Demand for hybrid HDDs, which combines an SSD with older HDD technology, is also expected to increase.

"Use of these new thin HDDs and hybrid HDDs will proliferate because these devices are smaller in size and have the capability to improve overall storage performance— important variables in an age that emphasizes smaller form factors as well as optimal speed at affordable prices," said Fang Zhang, storage systems analyst at IHS.

"Both the thinner HDDs along with solid-state hybrid drives (SSHD) could even start finding acceptance in ultrathin PCs and tablet PCs—two products that now mostly use solid-state drives as their storage element. Hard disks have lost market share to SSDs, which offer better performance and can be more easily used to achieve a thinner and lighter form factor crucial to tablets and ultrathin PCs."
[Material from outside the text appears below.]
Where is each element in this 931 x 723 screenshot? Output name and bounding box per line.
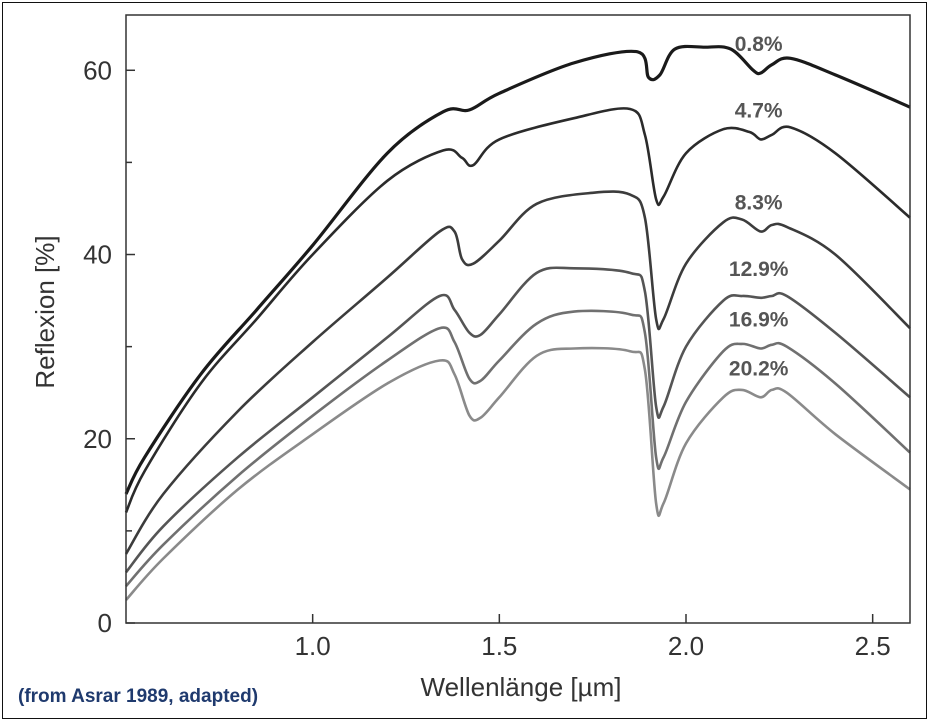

This year, total SSD shipments will increase by almost 90 percent to 64.6 million units. Compare this to HDD, where shipments are expected to decline 5 percent to 545.8 million units. However, IHS believes that the new and thinner HDDs could help stem losses of hard disks, especially if "their costs can fall to 10-15 percent of a tablet or to 10-20 percent of an ultrathin PC," IHS believes.

All three of the storage players – Western Digital, Seagate, and Toshiba – either have, or are expected to have, thin HDDs and SSHD on the market, ready to take advantage of this wave.